What investors are excited about today is the promise of generative AI. This term wasn't popular when Waabi launched, but it nonetheless describes the system Urtasun and her team created. Urtasun says Waabi is the next generation of genAI that can be deployed in the physical world. Unlike today's popular language-based genAI models, such as OpenAI's ChatGPT, Waabi figured out how to create such a system without relying on huge datasets, large language models, and all the computing power that comes with them.

Urtasun says Waabi Driver has incredible generalization abilities. So, rather than trying to train a system for every single data point that has or could exist, the system can learn from a few examples and handle unknown data in a safe way.

“That was in the design. We’ve built a system that can perceive the world, create an abstraction of the world, and then take that abstraction and reason about, ‘What would happen if I did this?’” Urtasun said.

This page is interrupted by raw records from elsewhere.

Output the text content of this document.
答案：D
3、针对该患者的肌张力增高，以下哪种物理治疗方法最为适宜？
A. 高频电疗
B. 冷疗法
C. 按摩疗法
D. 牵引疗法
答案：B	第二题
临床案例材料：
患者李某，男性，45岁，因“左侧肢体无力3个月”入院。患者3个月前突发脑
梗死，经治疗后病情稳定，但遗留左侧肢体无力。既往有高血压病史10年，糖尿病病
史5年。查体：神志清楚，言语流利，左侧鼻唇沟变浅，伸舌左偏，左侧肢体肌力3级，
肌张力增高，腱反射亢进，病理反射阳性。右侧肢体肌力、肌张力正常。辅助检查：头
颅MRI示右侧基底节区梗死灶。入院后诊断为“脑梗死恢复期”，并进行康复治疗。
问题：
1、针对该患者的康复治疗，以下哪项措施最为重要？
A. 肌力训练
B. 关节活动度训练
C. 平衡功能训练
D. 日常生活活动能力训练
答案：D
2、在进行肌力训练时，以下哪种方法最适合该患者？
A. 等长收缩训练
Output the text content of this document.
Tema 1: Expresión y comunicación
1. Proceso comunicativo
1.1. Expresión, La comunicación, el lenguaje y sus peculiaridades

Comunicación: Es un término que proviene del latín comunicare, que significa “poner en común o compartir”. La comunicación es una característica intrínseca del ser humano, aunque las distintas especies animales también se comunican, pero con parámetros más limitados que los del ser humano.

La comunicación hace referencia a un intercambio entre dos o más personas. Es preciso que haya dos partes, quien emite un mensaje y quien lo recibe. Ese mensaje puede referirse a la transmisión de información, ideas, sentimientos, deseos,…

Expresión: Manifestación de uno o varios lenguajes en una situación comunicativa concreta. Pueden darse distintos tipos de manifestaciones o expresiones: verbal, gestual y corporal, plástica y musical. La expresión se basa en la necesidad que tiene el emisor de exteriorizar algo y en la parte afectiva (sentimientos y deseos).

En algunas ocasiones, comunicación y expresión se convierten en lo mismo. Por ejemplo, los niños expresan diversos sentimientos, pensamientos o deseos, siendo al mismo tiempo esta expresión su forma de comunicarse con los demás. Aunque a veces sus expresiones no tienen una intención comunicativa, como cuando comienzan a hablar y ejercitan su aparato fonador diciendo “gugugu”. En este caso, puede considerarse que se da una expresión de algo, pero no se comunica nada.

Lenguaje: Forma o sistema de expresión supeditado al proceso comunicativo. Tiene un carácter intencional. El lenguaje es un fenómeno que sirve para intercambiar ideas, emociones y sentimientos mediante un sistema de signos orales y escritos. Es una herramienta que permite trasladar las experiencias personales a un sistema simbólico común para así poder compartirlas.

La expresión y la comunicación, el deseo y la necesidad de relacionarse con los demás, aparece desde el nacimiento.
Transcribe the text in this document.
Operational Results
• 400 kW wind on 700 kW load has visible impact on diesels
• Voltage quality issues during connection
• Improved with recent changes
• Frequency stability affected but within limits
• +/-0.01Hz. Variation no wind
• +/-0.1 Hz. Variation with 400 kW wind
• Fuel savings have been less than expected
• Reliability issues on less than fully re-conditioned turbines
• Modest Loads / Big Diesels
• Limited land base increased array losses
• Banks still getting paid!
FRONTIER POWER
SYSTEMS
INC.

Human-like reasoning-based approaches are much more scalable and more capital efficient, Urtasun says. It is also important for validating safety-critical systems running at the edge. She doesn't want a system that takes seconds to respond. Otherwise, she said, the vehicle would crash. Waabi announced a partnership to bring Nvidia's Drive Thor to self-driving trucks. This will give startups access to automotive-grade computing power at scale.

On the road, it appears that the Wabi driver must understand that there is something solid ahead and must drive carefully. You may not know what it is, but you will know how to avoid it. Urtasun also said drivers could predict how other road users will behave in a variety of specific situations without the need for training.

Urtasun “understands things without telling the system about the concept of objects, how they move in the world, whether different things move differently, whether there is closure, whether there is uncertainty, how to behave when it rains a lot”. said. “All of this is learned automatically. And because they are exposed to driving scenarios right now, they learn all those skills.”

She noted that Waabi's single, streamlined architecture can be applied to other autonomy use cases.

“If they are exposed to the interaction of picking up and dropping objects in a warehouse, they can learn without problems,” she said. “You get exposure to different use cases and learn how all the technologies work together. “There are no limits to what you can do.”